By Elizabeth S. Barnert, MD
Dr. Elizabeth S. Barnert is associate professor of pediatrics in the David Geffen School of Medicine at UCLA and the author of "Reunion: Finding the Disappeared Children of El Salvador" (University of California Press, 2023). She works extensively with youths held in the juvenile legal system, and her research examines children affected by violence, family separation and incarceration.
I know something about the struggles of families who have been separated and scattered, either by conflict, natural disaster or by the choices of politicians that are far beyond their control. While in medical school and as a student of public health in the UC Berkeley-UC San Francisco Joint Medical Program between 2005 and 2009, I traveled to El Salvador to volunteer with the Salvadoran nonprofit Asociación Pro-Búsqueda de Niñas y Niños Desaparecidos (Pro-Search for the Disappeared Children) to help build a DNA bank to match — and hopefully reunite with their biological families — children who were forcibly “disappeared” during the 12 years of civil war in the 1980s and early ’90s.
So, my heart sank when I first read about children from Ukraine being taken from their homes, brought to Russia and “given” to Russian families. I was on a plane flying to a meeting and, with a feeling of dread spreading through my chest, I thought: Please, not again. It is the same tactic of war that we saw in El Salvador now playing out 40 years later in Ukraine.
My experience has taught me how being torn from their families in the midst of war will affect these children. They will experience the same fundamental issues of ambiguous loss, the same feelings of fear of abandonment, of identity confusion, of intense longing for their biological families as did the separated children of El Salvador. Depression, substance use and poor physical health are too often the outcomes for children who have experienced such profound trauma, and the health effects likely carry into adulthood.
Russia’s leaders have cloaked this outrage in the guise of it being a humanitarian effort, portraying themselves as charitable saviors rescuing vulnerable children from their war-torn country — a country that Russia, without provocation, invaded. They hide behind a banner of “children’s rights.” But the mass transfer of children into Russia is a clear violation of the Convention on the Rights of the Child and is a war crime.
How many times must history repeat itself?
As with the separated children of El Salvador, many of whom were put up for international adoption, DNA matching may be essential to reunite these families in the months and years ahead. Organizations such as DNA Bridge, a nonprofit coalition of scientists and human rights advocates that I co-founded in response to the Trump Administration’s U.S.-Mexico border family-separation policy to promote the humanitarian use of forensic DNA for family reunification, will be important participants in this effort.

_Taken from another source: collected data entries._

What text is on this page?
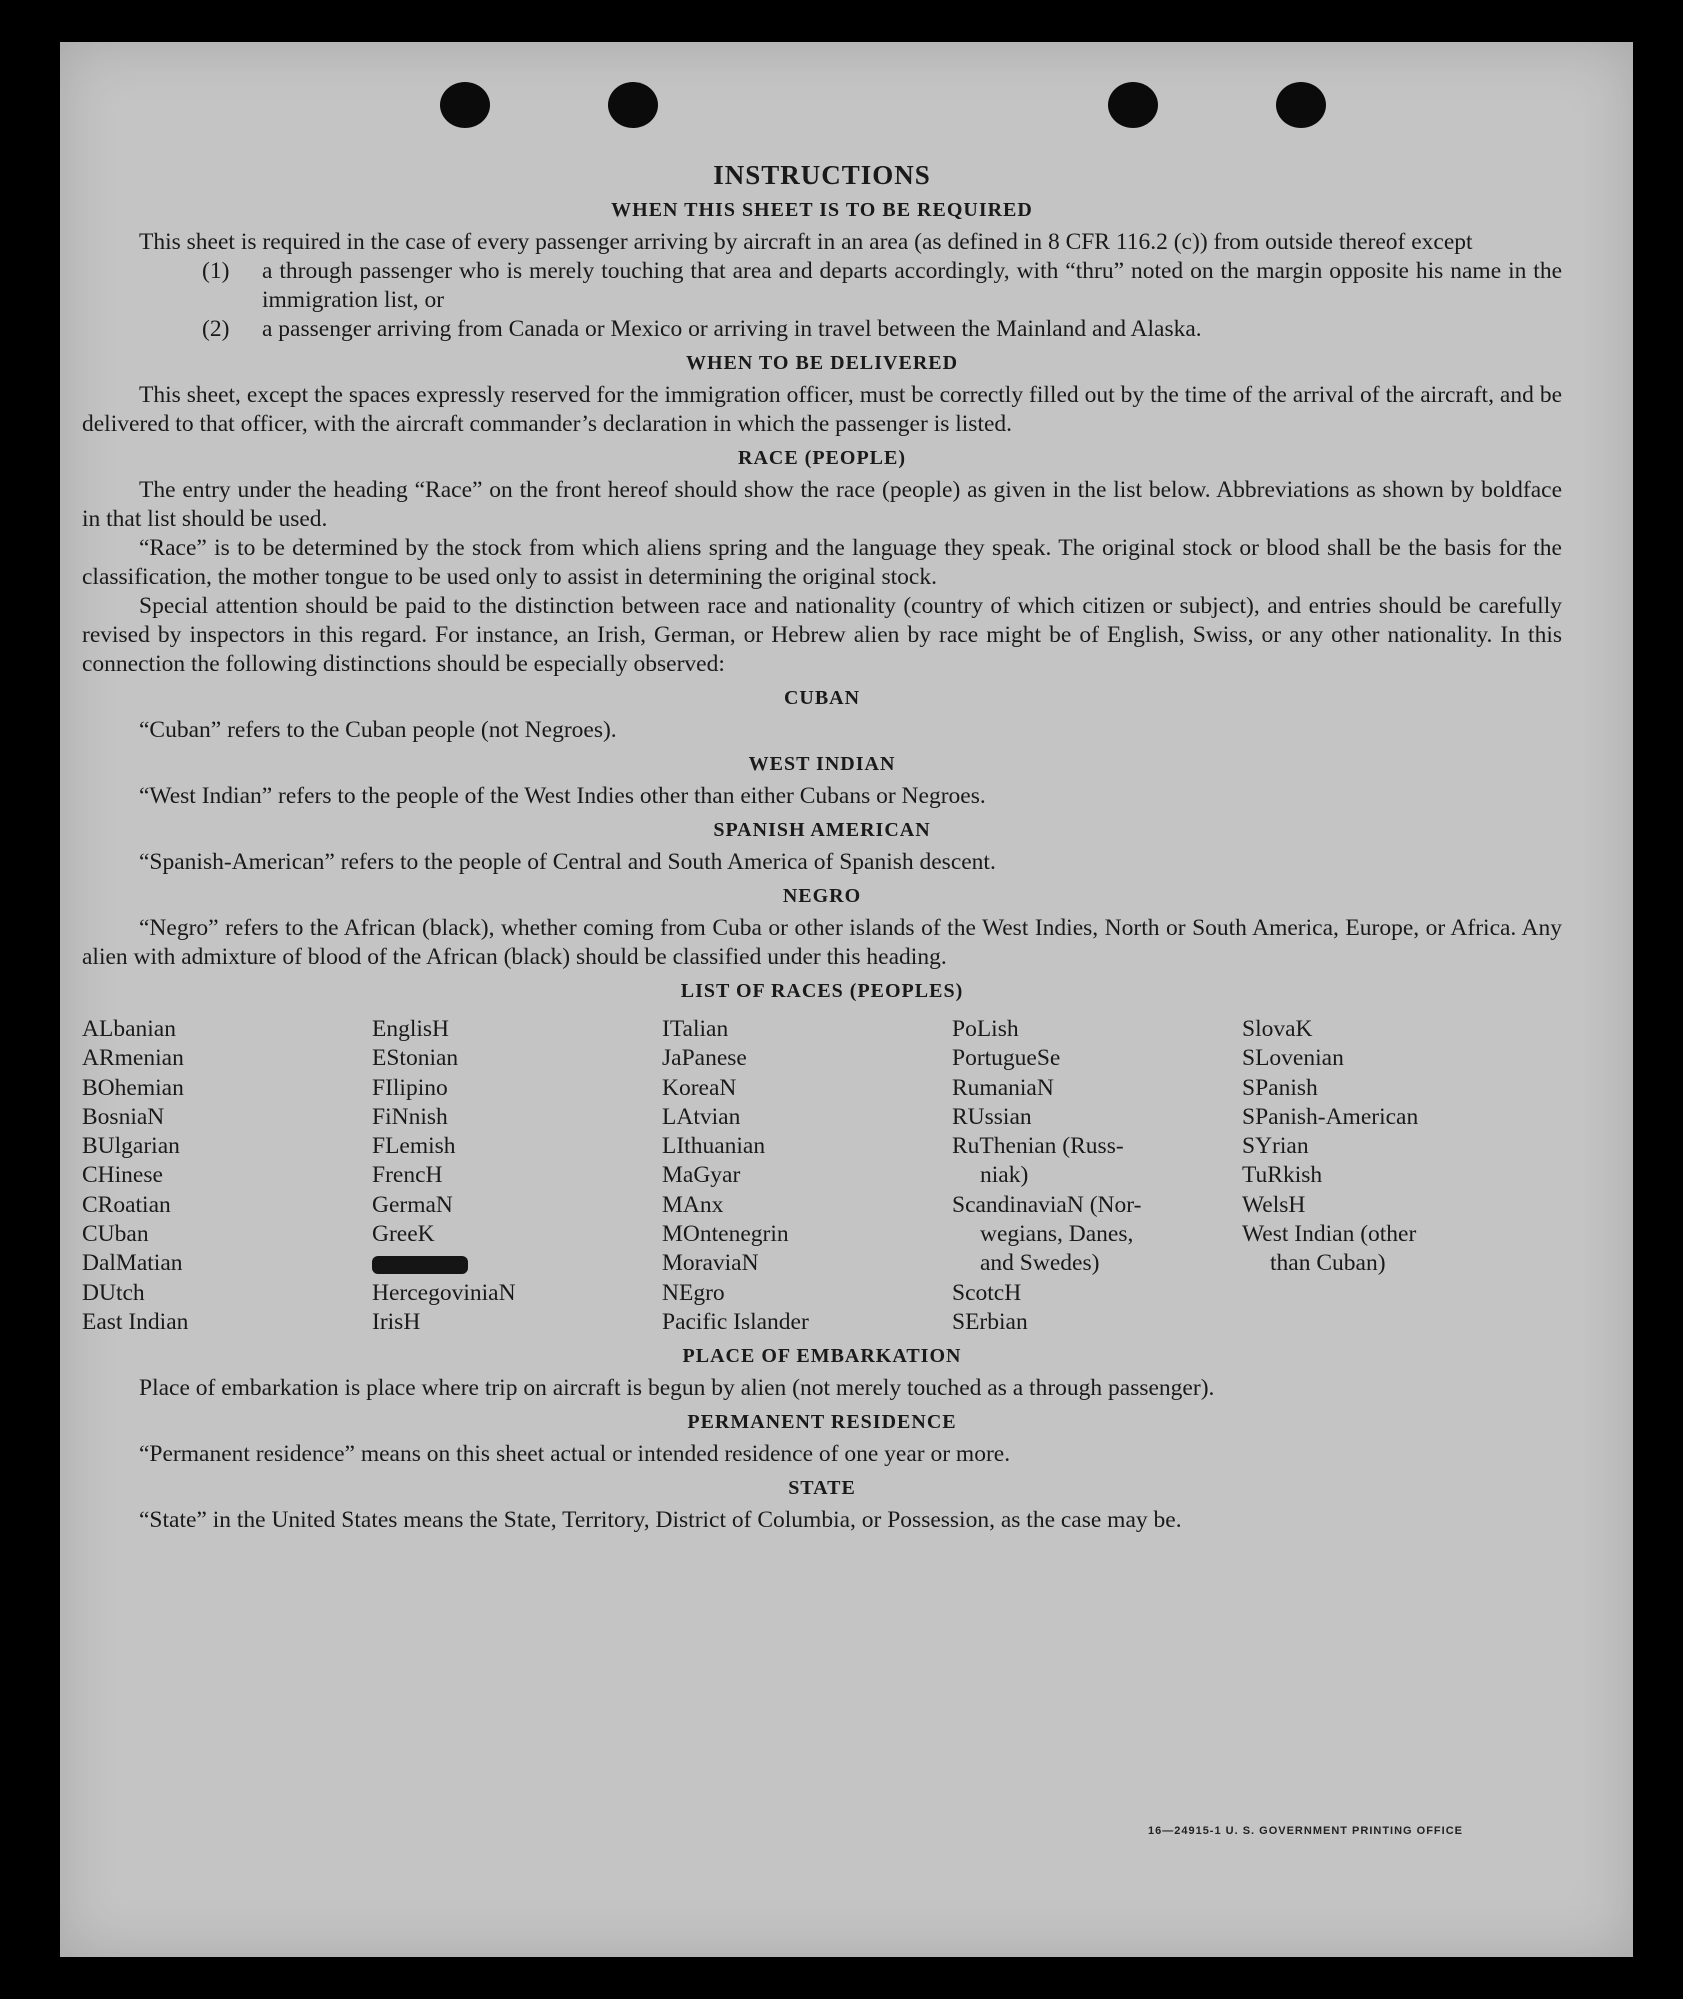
INSTRUCTIONS
WHEN THIS SHEET IS TO BE REQUIRED

This sheet is required in the case of every passenger arriving by aircraft in an area (as defined in 8 CFR 116.2 (c)) from outside thereof except

(1)	a through passenger who is merely touching that area and departs accordingly, with “thru” noted on the margin opposite his name in the immigration list, or
(2)	a passenger arriving from Canada or Mexico or arriving in travel between the Mainland and Alaska.
WHEN TO BE DELIVERED

This sheet, except the spaces expressly reserved for the immigration officer, must be correctly filled out by the time of the arrival of the aircraft, and be delivered to that officer, with the aircraft commander’s declaration in which the passenger is listed.

RACE (PEOPLE)

The entry under the heading “Race” on the front hereof should show the race (people) as given in the list below. Abbreviations as shown by boldface in that list should be used.

“Race” is to be determined by the stock from which aliens spring and the language they speak. The original stock or blood shall be the basis for the classification, the mother tongue to be used only to assist in determining the original stock.

Special attention should be paid to the distinction between race and nationality (country of which citizen or subject), and entries should be carefully revised by inspectors in this regard. For instance, an Irish, German, or Hebrew alien by race might be of English, Swiss, or any other nationality. In this connection the following distinctions should be especially observed:

CUBAN

“Cuban” refers to the Cuban people (not Negroes).

WEST INDIAN

“West Indian” refers to the people of the West Indies other than either Cubans or Negroes.

SPANISH AMERICAN

“Spanish-American” refers to the people of Central and South America of Spanish descent.

NEGRO

“Negro” refers to the African (black), whether coming from Cuba or other islands of the West Indies, North or South America, Europe, or Africa. Any alien with admixture of blood of the African (black) should be classified under this heading.

LIST OF RACES (PEOPLES)
ALbanian
ARmenian
BOhemian
BosniaN
BUlgarian
CHinese
CRoatian
CUban
DalMatian
DUtch
East Indian
EnglisH
EStonian
FIlipino
FiNnish
FLemish
FrencH
GermaN
GreeK
HercegoviniaN
IrisH
ITalian
JaPanese
KoreaN
LAtvian
LIthuanian
MaGyar
MAnx
MOntenegrin
MoraviaN
NEgro
Pacific Islander
PoLish
PortugueSe
RumaniaN
RUssian
RuThenian (Russ-
niak)
ScandinaviaN (Nor-
wegians, Danes,
and Swedes)
ScotcH
SErbian
SlovaK
SLovenian
SPanish
SPanish-American
SYrian
TuRkish
WelsH
West Indian (other
than Cuban)
PLACE OF EMBARKATION

Place of embarkation is place where trip on aircraft is begun by alien (not merely touched as a through passenger).

PERMANENT RESIDENCE

“Permanent residence” means on this sheet actual or intended residence of one year or more.

STATE

“State” in the United States means the State, Territory, District of Columbia, or Possession, as the case may be.

16—24915-1 U. S. GOVERNMENT PRINTING OFFICE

I have witnessed first-hand the impact of this powerful tool. Expanding on the thesis that I wrote after working with Pro-Búsqueda, my 50 interviews and updated field notes culminated in the publication of the book ''Reunion: Finding the Disappeared Children of El Salvador," a chronicle of families’ experiences with military attacks, child disappearances, family separations, joyful reunions and the arduous process of reintegration.
While writing the book, I knew I’d gotten it right if I cried after finishing a chapter. The stories still tug at my heart, and I carry them forward in my current work.

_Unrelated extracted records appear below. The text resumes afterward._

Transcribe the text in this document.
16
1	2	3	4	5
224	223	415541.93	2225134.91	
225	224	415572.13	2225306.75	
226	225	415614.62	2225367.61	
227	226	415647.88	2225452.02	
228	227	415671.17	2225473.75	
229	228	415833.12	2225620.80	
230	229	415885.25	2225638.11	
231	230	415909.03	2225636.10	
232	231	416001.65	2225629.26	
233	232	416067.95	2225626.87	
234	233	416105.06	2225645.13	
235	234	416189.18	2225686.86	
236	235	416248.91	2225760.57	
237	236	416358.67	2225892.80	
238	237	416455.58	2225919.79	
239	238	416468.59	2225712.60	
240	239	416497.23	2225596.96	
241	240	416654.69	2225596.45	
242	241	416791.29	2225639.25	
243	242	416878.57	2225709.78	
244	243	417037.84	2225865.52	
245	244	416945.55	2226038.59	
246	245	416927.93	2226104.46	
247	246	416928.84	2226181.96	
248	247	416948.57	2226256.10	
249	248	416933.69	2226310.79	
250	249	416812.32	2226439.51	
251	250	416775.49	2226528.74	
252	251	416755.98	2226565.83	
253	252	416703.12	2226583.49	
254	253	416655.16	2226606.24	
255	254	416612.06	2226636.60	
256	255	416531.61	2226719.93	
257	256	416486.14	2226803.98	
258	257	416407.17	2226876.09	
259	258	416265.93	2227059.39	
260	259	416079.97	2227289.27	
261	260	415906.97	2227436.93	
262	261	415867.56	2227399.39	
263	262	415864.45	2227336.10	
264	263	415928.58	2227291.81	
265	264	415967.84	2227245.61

Awareness of social justice issues was an element of my upbringing. My father, a Jewish psychiatrist from New York, instilled in me a love of science and big-picture thinking. My mother, who fled alone from Castro’s Cuba when she was 15 years old, is a social worker who, for much of her career, counseled troubled high school students, many of them first-generation Americans who butted heads with their immigrant parents over issues like cultural identity and gangs.

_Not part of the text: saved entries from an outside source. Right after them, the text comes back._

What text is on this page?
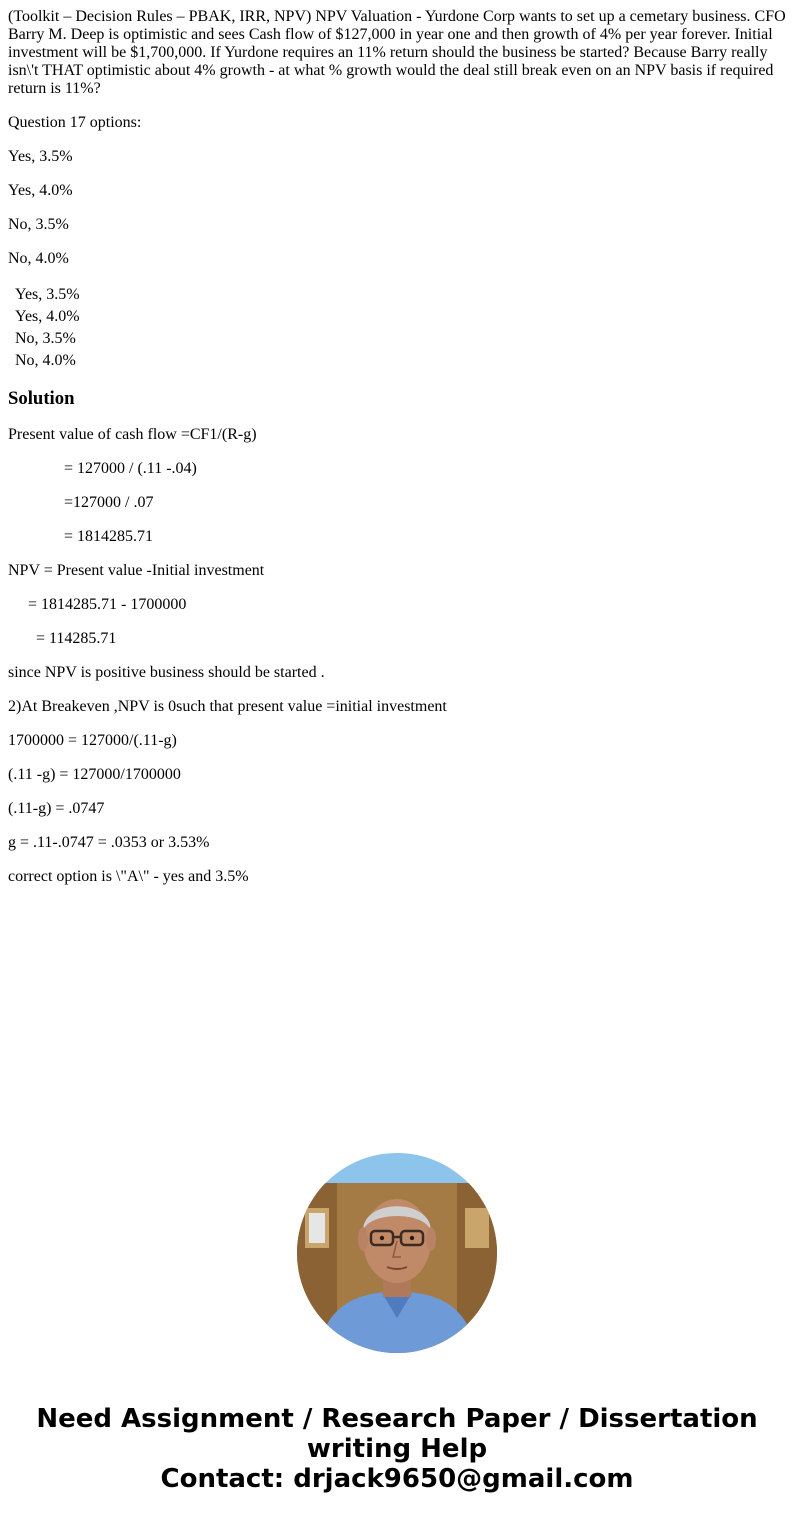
(Toolkit – Decision Rules – PBAK, IRR, NPV) NPV Valuation - Yurdone Corp wants to set up a cemetary business. CFO Barry M. Deep is optimistic and sees Cash flow of $127,000 in year one and then growth of 4% per year forever. Initial investment will be $1,700,000. If Yurdone requires an 11% return should the business be started? Because Barry really isn\'t THAT optimistic about 4% growth - at what % growth would the deal still break even on an NPV basis if required return is 11%?

Question 17 options:

Yes, 3.5%

Yes, 4.0%

No, 3.5%

No, 4.0%

Yes, 3.5%
Yes, 4.0%
No, 3.5%
No, 4.0%
Solution

Present value of cash flow =CF1/(R-g)

= 127000 / (.11 -.04)

=127000 / .07

= 1814285.71

NPV = Present value -Initial investment

= 1814285.71 - 1700000

= 114285.71

since NPV is positive business should be started .

2)At Breakeven ,NPV is 0such that present value =initial investment

1700000 = 127000/(.11-g)

(.11 -g) = 127000/1700000

(.11-g) = .0747

g = .11-.0747 = .0353 or 3.53%

correct option is \"A\" - yes and 3.5%

Need Assignment / Research Paper / Dissertation
writing Help
Contact: drjack9650@gmail.com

Every Saturday growing up, my father took me to the library and taught me about the importance of lifelong curiosity and learning. At restaurants or in the market, my mother, who left her home country with just five dollars in her pocket and knew profound poverty, would speak in Spanish to the busboys and cashiers about their lives. She taught me how to connect with people and understand the value of their stories and experiences.
There is something about one’s lengua materna — the language that your mother feeds you in, praises you in, admonishes you in — that makes that language and the culture and people it represents feel like home and instills empathy and understanding.
That is how it felt in El Salvador. I went there because I wanted to understand how war affects children’s health. I did not anticipate the profound impact it would have on my life, or how it would shape the person I would become. I am still haunted by stories I heard there. As the father of a disappeared child told me, to hear about war is terrible, but to experience it and live it in your skin is something entirely different. To receive their testimony, to hear their anguish, to see their tears and to absorb both their pain and their resilience — it changed me.
During an undergraduate year abroad in Latin America, I learned a chant that now plays in my head as I read about events in the world: “El pueblo unido jamás será vencido” — the people united will never be defeated. In spite of all they have gone through, the mothers and fathers and sons and daughters I’ve met and come to know in El Salvador endure in their calls for justice, identity and truth. They are among the most generous people I’ve ever known. Having survived a war together, they know they must look out for one another.
In the world today, it is a lesson we all could benefit from.